Although I haven't started the Youth at Work program yet, I did get to finally visit my site last week!  I and Fredlyn, the Peace Corps staff person who coordinates Peace Corps Response here in Vanuatu, visited Walaha for three days.  We met my future host family, who seem wonderful, and saw my house - which lacks walls, roof, and floor, but otherwise is great!  As some of my ever-positive Facebook friends who have served in Peace Corps before commented, the house has great ventilation, excellent natural light, is very energy efficient, and does not have bats living in the ceiling.  So the proverbial glass is solidly half full, if not overflowing.  I also got to meet with some members of the committee in village who will be helping me with the Youth at Work project, and I think we'll work very well together.

My house - so much potential.

Meeting the family!  

Here are a few scenery shots of Ambae.  Every island in Vanuatu is so different- Ambae is not at all beach-y like Pele, and instead has a rugged coast made of black volcanic stone.  In fact, the coast is so rocky that it wasn't possible for a road to be built that goes all the way around the island - if I want to visit Peace Corps volunteers on the eastern part of the island it will need to be by boat!  Ambae is also significantly hotter than Port Vila, being closer to the equator.  It's beautiful, though, and I felt at home.  

The view of the ocean from the guest house where we were staying


The Ambae coast - this is where I'll be swimming every day :)

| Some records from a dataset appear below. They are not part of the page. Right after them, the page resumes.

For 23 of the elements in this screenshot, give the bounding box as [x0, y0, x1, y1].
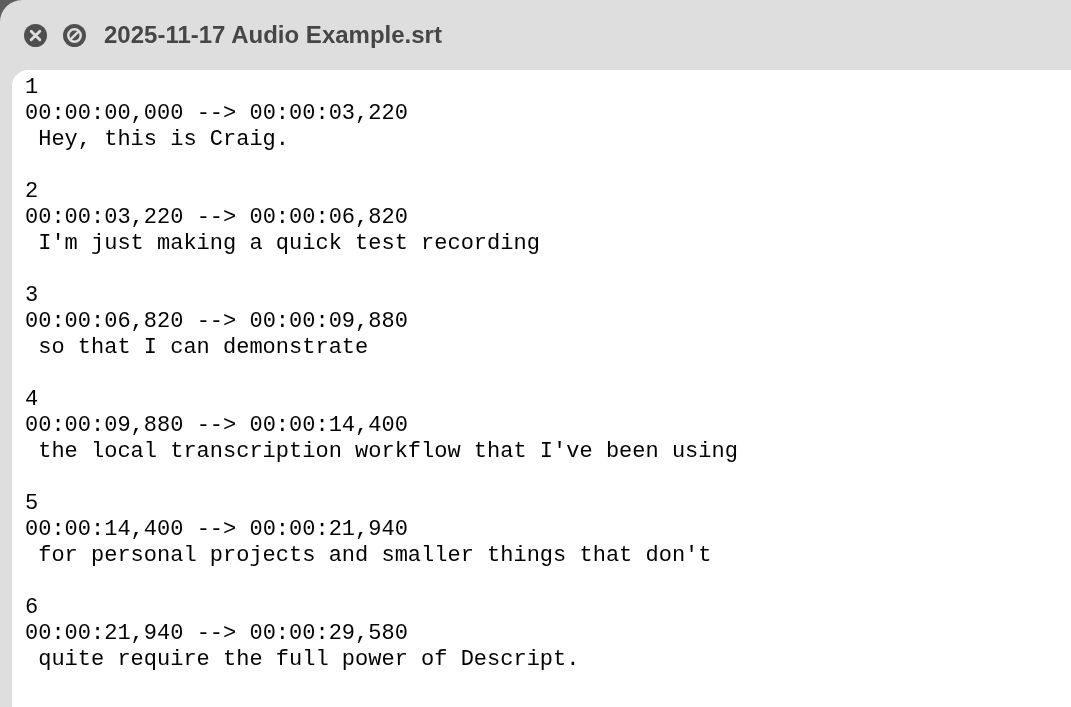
slashed-circle-button[interactable]: [63, 23, 86, 47]
subtitle-text: quite require the full power of Descript.: [37, 647, 580, 673]
subtitle-text: for personal projects and smaller things that don't: [37, 543, 712, 569]
timestamp-line: 00:00:09,880 --> 00:00:14,400: [25, 413, 408, 439]
timestamp-line: 00:00:06,820 --> 00:00:09,880: [25, 309, 408, 335]
slashed-circle-icon: [63, 23, 86, 47]
timestamp-line: 00:00:03,220 --> 00:00:06,820: [25, 205, 408, 231]
subtitle-text: the local transcription workflow that I've been using: [37, 439, 738, 465]
subtitle-text: so that I can demonstrate: [37, 335, 369, 361]
timestamp-line: 00:00:21,940 --> 00:00:29,580: [25, 621, 408, 647]
timestamp-line: 00:00:00,000 --> 00:00:03,220: [25, 101, 408, 127]
subtitle-text: I'm just making a quick test recording: [37, 231, 540, 257]
subtitle-text: Hey, this is Craig.: [37, 127, 290, 153]
close-button[interactable]: [24, 23, 47, 47]
window-title: 2025-11-17 Audio Example.srt: [104, 20, 442, 50]
subtitle-number: 4: [25, 387, 39, 413]
subtitle-number: 5: [25, 491, 39, 517]
subtitle-number: 3: [25, 283, 39, 309]
timestamp-line: 00:00:14,400 --> 00:00:21,940: [25, 517, 408, 543]
close-icon: [24, 23, 47, 47]
subtitle-number: 2: [25, 179, 39, 205]
subtitle-number: 6: [25, 595, 39, 621]
subtitle-number: 1: [25, 75, 39, 101]
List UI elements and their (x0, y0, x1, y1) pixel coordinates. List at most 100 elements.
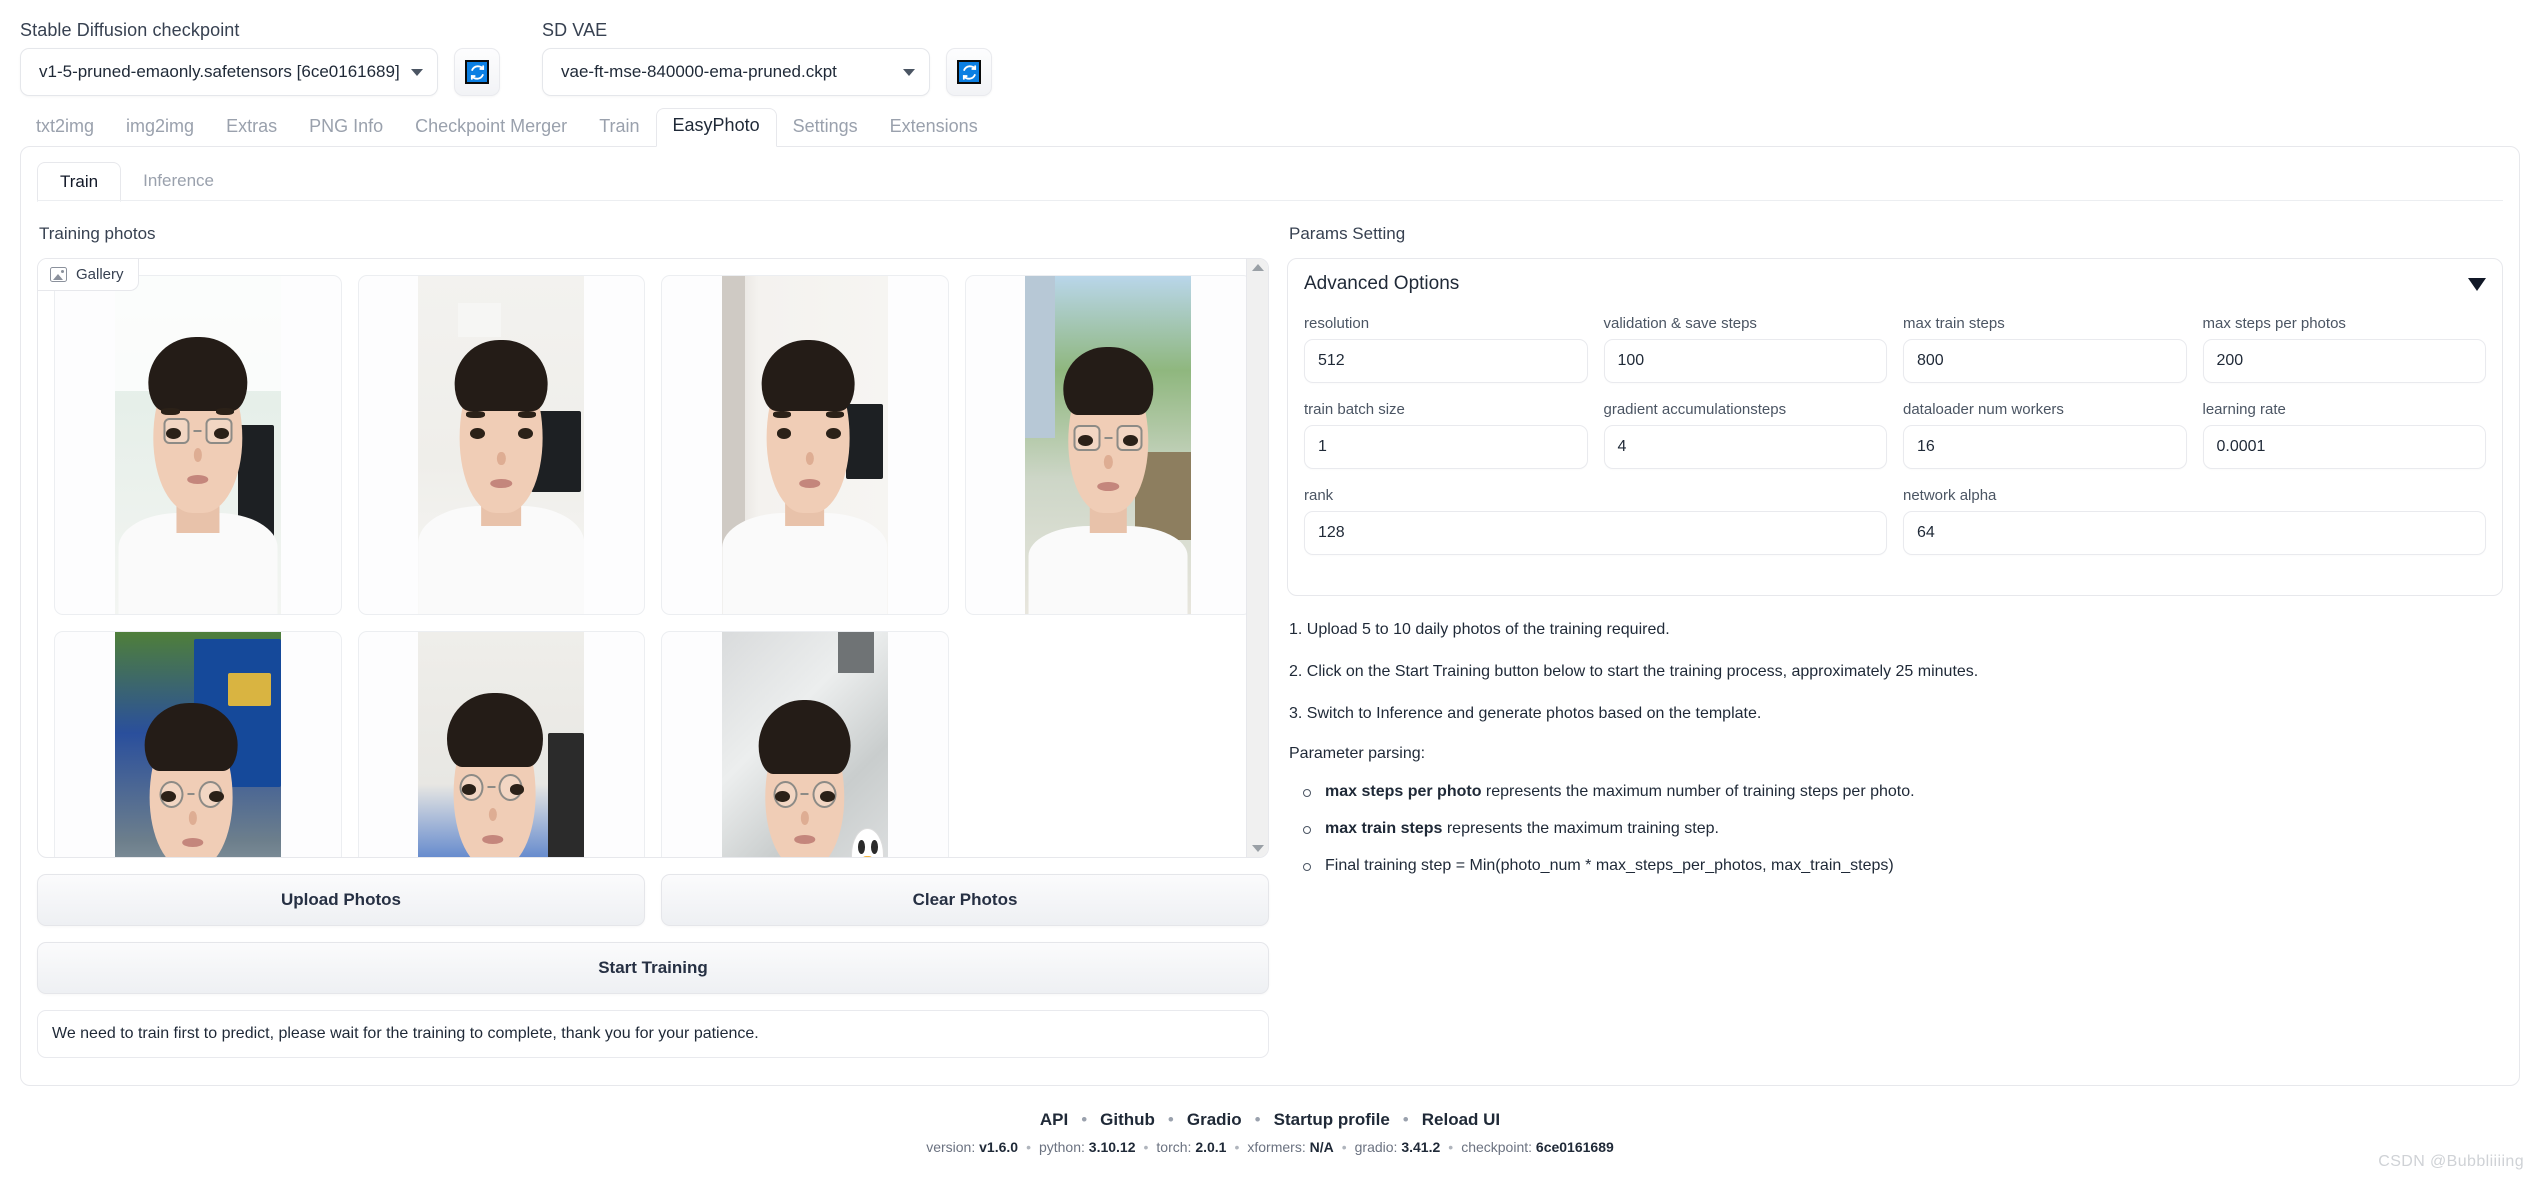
param-input-dataloader-num-workers[interactable]: 16 (1903, 425, 2187, 469)
vae-value: vae-ft-mse-840000-ema-pruned.ckpt (561, 62, 837, 82)
advanced-options-panel: Advanced Options resolution 512 validation… (1287, 258, 2503, 596)
footer-link-api[interactable]: API (1040, 1110, 1068, 1130)
footer-meta-separator: • (1234, 1139, 1239, 1155)
checkpoint-select[interactable]: v1-5-pruned-emaonly.safetensors [6ce0161… (20, 48, 438, 96)
app-tab-checkpoint-merger[interactable]: Checkpoint Merger (399, 110, 583, 147)
vae-field-group: SD VAE vae-ft-mse-840000-ema-pruned.ckpt (542, 20, 930, 96)
app-tab-train[interactable]: Train (583, 110, 655, 147)
app-tab-bar: txt2imgimg2imgExtrasPNG InfoCheckpoint M… (0, 102, 2540, 146)
parsing-bullet: Final training step = Min(photo_num * ma… (1289, 857, 2503, 875)
gallery-item[interactable] (54, 631, 342, 858)
refresh-vae-button[interactable] (946, 48, 992, 96)
footer-link-reload-ui[interactable]: Reload UI (1422, 1110, 1500, 1130)
app-tab-settings[interactable]: Settings (777, 110, 874, 147)
gallery-scrollbar[interactable] (1246, 259, 1268, 857)
footer-meta-key: xformers: (1247, 1139, 1309, 1155)
gallery-item[interactable] (661, 275, 949, 615)
sub-tab-divider (37, 200, 2503, 201)
sub-tab-inference[interactable]: Inference (121, 162, 236, 202)
parsing-bullet-desc: represents the maximum training step. (1442, 820, 1719, 837)
param-input-max-train-steps[interactable]: 800 (1903, 339, 2187, 383)
param-label-train-batch-size: train batch size (1304, 401, 1588, 418)
instructions-block: 1. Upload 5 to 10 daily photos of the tr… (1287, 620, 2503, 875)
bullet-ring-icon (1303, 789, 1311, 797)
advanced-options-header[interactable]: Advanced Options (1304, 273, 2486, 295)
training-photos-label: Training photos (39, 224, 1269, 244)
app-tab-extras[interactable]: Extras (210, 110, 293, 147)
param-field-dataloader-num-workers: dataloader num workers16 (1903, 401, 2187, 469)
upload-photos-button[interactable]: Upload Photos (37, 874, 645, 926)
parameter-parsing-header: Parameter parsing: (1289, 745, 2503, 763)
gallery-item[interactable] (358, 275, 646, 615)
sub-tab-bar: TrainInference (21, 147, 2519, 201)
param-field-gradient-accumulationsteps: gradient accumulationsteps 4 (1604, 401, 1888, 469)
parameter-parsing-bullets: max steps per photo represents the maxim… (1289, 783, 2503, 875)
vae-select[interactable]: vae-ft-mse-840000-ema-pruned.ckpt (542, 48, 930, 96)
param-field-max-train-steps: max train steps800 (1903, 315, 2187, 383)
training-photo-thumbnail (722, 632, 888, 858)
gallery-badge: Gallery (38, 259, 139, 291)
training-photo-thumbnail (722, 276, 888, 614)
scroll-up-icon[interactable] (1252, 264, 1264, 271)
training-photo-thumbnail (418, 276, 584, 614)
param-label-gradient-accumulationsteps: gradient accumulationsteps (1604, 401, 1888, 418)
parsing-bullet-term: max steps per photo (1325, 783, 1481, 800)
param-input-resolution[interactable]: 512 (1304, 339, 1588, 383)
vae-label: SD VAE (542, 20, 930, 41)
param-input-rank[interactable]: 128 (1304, 511, 1887, 555)
triangle-down-icon[interactable] (2468, 278, 2486, 291)
training-photo-thumbnail (115, 632, 281, 858)
param-input-train-batch-size[interactable]: 1 (1304, 425, 1588, 469)
scroll-down-icon[interactable] (1252, 845, 1264, 852)
gallery-item[interactable] (54, 275, 342, 615)
training-photo-thumbnail (1025, 276, 1191, 614)
app-tab-extensions[interactable]: Extensions (874, 110, 994, 147)
param-field-rank: rank128 (1304, 487, 1887, 555)
refresh-checkpoint-button[interactable] (454, 48, 500, 96)
footer-link-gradio[interactable]: Gradio (1187, 1110, 1242, 1130)
footer-meta-key: gradio: (1355, 1139, 1402, 1155)
checkpoint-field-group: Stable Diffusion checkpoint v1-5-pruned-… (20, 20, 438, 96)
refresh-icon (957, 60, 981, 84)
app-tab-png-info[interactable]: PNG Info (293, 110, 399, 147)
footer-meta-value: 6ce0161689 (1536, 1139, 1614, 1155)
gallery-item[interactable] (661, 631, 949, 858)
clear-photos-button[interactable]: Clear Photos (661, 874, 1269, 926)
instruction-step: 2. Click on the Start Training button be… (1289, 662, 2503, 683)
gallery-item[interactable] (358, 631, 646, 858)
gallery-item[interactable] (965, 275, 1253, 615)
params-row: resolution 512 validation & save steps100m… (1304, 315, 2486, 383)
training-status-text: We need to train first to predict, pleas… (52, 1025, 759, 1043)
app-tab-txt2img[interactable]: txt2img (20, 110, 110, 147)
footer-link-startup-profile[interactable]: Startup profile (1274, 1110, 1390, 1130)
param-field-learning-rate: learning rate0.0001 (2203, 401, 2487, 469)
footer-meta-value: 3.41.2 (1401, 1139, 1440, 1155)
image-icon (50, 267, 67, 282)
parsing-bullet-text: max steps per photo represents the maxim… (1325, 783, 1915, 801)
param-input-learning-rate[interactable]: 0.0001 (2203, 425, 2487, 469)
training-status-message: We need to train first to predict, pleas… (37, 1010, 1269, 1058)
start-training-button[interactable]: Start Training (37, 942, 1269, 994)
footer-meta-separator: • (1342, 1139, 1347, 1155)
model-toolbar: Stable Diffusion checkpoint v1-5-pruned-… (0, 0, 2540, 96)
param-input-gradient-accumulationsteps[interactable]: 4 (1604, 425, 1888, 469)
footer-link-github[interactable]: Github (1100, 1110, 1155, 1130)
training-photos-gallery[interactable]: Gallery (37, 258, 1269, 858)
param-label-resolution: resolution (1304, 315, 1588, 332)
gallery-badge-label: Gallery (76, 266, 124, 283)
footer-meta-value: 3.10.12 (1089, 1139, 1136, 1155)
param-input-validation-save-steps[interactable]: 100 (1604, 339, 1888, 383)
app-tab-easyphoto[interactable]: EasyPhoto (656, 108, 777, 147)
param-input-network-alpha[interactable]: 64 (1903, 511, 2486, 555)
param-input-max-steps-per-photos[interactable]: 200 (2203, 339, 2487, 383)
parsing-bullet: max train steps represents the maximum t… (1289, 820, 2503, 838)
param-field-validation-save-steps: validation & save steps100 (1604, 315, 1888, 383)
bullet-ring-icon (1303, 863, 1311, 871)
app-page: Stable Diffusion checkpoint v1-5-pruned-… (0, 0, 2540, 1183)
param-field-train-batch-size: train batch size 1 (1304, 401, 1588, 469)
training-photos-column: Training photos Gallery (37, 218, 1269, 1058)
sub-tab-train[interactable]: Train (37, 162, 121, 202)
chevron-down-icon (903, 69, 915, 76)
app-tab-img2img[interactable]: img2img (110, 110, 210, 147)
parsing-bullet-desc: represents the maximum number of trainin… (1481, 783, 1914, 800)
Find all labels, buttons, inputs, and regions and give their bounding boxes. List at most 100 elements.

Heading back to Port Vila.  The airstrip is grass - which means planes can't land when it's rained too much.

Ambae from the air

My village - the building with the large pointed roof is a church, and my house is pretty near there.



Comments

  1. Really love your great posts Bets! Thanks for taking the time to share your adventures and pics. There was actually a piece on the local Albuquerque news a couple of days ago about a New Zealander who descended into a volcano on Vanuatu to get a 360 Street View for Google. Doubt there's a 'street' down there but I can't wait to see it! Was fun to see Vanuatu on the news.